Despite Controversy, Hagel’s Archives Sealed Shut
Only Chuck Hagel can grant access.
Daniel Halper
Omaha, Nebraska
The largest known Chuck Hagel archive is located here, at the University of Nebraska-Omaha. But good luck accessing it: Despite intense national focus on the defense secretary nominee’s record, this reporter was shunned from taking a look inside the trove of Hagel’s videos, audio recordings, documents, pictures, and artifacts.
The largest known Chuck Hagel archive is located here, at the University of Nebraska-Omaha. But good luck accessing it: Despite intense national focus on the defense secretary nominee’s record, this reporter was shunned from taking a look inside the trove of Hagel’s videos, audio recordings, documents, pictures, and artifacts.
James T. Shaw, director of collections and the government documents librarian here, insists Tuesday morning he is not “stonewalling” efforts to gain access to Hagel’s record. Preventing immediate access, he says, is imperative for the academic integrity of the institution. A trained archivist has not yet organized the entire record, Shaw explains.
The explanation is hardly convincing, so I ask to speak with a higher authority. Soon, Shaw’s boss, Stephen R. Shorb, joins us down in the basement level of the university’s Criss Library.
The collection was acquired by the university four years ago, in December 2008, upon Hagel’s retirement from the Senate. “The archives contain ~1700 boxes of documents, ~1000 audio and video recordings, ~1000 photographs and artifacts and hundreds of books from Sen. Hagel’s personal statement,” reads a statement I’m handed that’s attributed to Shorb, the library dean. “The archives are being organized so that they will be a resource for future researchers, and are not open to the public at this time.”
He says he hates estimating, but believes the archive will be available for access roughly two-and-a-half years from now.
I try again to make the case for access now. The confirmation of Chuck Hagel as secretary of defense is currently being considering in the U.S. Senate. Votes have been taken, and more are scheduled for next week. What’s in those boxes could tip the scale—the contents could show that he would be an excellent defense secretary. Or the opposite. It is, therefore, a matter of national importance.
Shorb more or less seems to agree, and suggests that in reality the issue is beyond his control. Granting access to the trove would violate the terms under which Hagel donated the files, he claims.
The agreement, the dean insists, signed between the university and former senator precludes anyone from looking at the archives until they are complete. But, when pressed, the dean admits he has not seen the agreement since it was signed in 2008.
I ask to see the agreement. Shorb seems to consider it. But then it occurs to him that this, too, might violate the agreement.
Regardless, he agrees to look back at the agreement, and I leave to track down the highest university administrator I can find. B.J. Reed, the senior vice chancellor of academic and student affairs, is friendly, like the other Nebraskans. He’s also completely unhelpful.
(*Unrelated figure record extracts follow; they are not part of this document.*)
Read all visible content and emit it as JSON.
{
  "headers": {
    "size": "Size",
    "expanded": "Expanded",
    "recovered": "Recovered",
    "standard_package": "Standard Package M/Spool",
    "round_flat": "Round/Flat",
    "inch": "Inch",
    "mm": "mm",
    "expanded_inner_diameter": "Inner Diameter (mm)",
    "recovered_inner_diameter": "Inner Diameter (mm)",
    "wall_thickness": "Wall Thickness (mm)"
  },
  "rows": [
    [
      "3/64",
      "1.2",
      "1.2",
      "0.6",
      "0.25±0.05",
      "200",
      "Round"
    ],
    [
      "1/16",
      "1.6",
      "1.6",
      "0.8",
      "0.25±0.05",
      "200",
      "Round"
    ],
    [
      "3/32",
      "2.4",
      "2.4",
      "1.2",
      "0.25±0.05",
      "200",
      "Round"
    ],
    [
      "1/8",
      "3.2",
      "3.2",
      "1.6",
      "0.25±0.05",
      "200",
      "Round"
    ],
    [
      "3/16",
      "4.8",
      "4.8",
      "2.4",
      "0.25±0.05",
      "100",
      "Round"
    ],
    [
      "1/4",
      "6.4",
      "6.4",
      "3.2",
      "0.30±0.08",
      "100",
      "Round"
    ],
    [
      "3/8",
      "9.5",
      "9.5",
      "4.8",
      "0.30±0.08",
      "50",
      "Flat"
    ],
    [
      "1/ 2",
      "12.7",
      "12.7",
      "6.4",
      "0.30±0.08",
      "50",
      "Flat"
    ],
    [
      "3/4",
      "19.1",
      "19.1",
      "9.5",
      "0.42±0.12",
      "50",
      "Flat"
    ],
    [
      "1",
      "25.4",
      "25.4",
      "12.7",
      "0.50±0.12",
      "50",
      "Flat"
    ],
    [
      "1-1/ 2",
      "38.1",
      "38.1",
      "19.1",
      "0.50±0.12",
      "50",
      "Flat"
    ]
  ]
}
Reed defers to Shorb’s judgment, but with one notable concession: He agrees I should be able to see the document the university signed with Hagel when accepting the archive.
I return to the library to look for Shorb. I’m anxious to see this supposed agreement.
But he’s not in his office, and his secretary doesn’t seem keen on having me wait on the couch across from her desk. She insists I go to the café on the far side of the library.
Half an hour goes by. I’m waiting for Shorb’s assistant to call, when she walks right in the café with … the director of marketing for the university, Erin Fogarty Owen, a former Democratic spokesman. Owen’s flanked by Charley Reed, who’s the vice chancellor’s son and some sort of media affairs specialist. He will be, someone at the university decided, my minder for the next hour or so.
But when my minder leaves, and I still haven’t been notified whether the dean has returned, I worry that something’s up. I walk back to the dean’s office—still with hopes that I’ll be able to see whether the agreement requires Hagel’s permission to see the archive.
I’ve been played a fool: The dean has left for the day.
“I work for the people of Nebraska, not you,” Shorb says when I get him on his cell phone. Maybe he’ll help, but it isn’t likely. “It’s not my top priority,” he says.
Next week, the Senate is expected once again to vote on the nomination of Chuck Hagel to be the next secretary of defense. The last time the Senate voted, Hagel’s nomination failed to move forward because enough senators wanted more time and information before deciding on the controversial nominee.
This time, the one person who’s preventing more information from coming out is Chuck Hagel. He’s the one—the only one, I’m told—who can call the bureaucrats at the University of Nebraska-Omaha and permit access to his archives.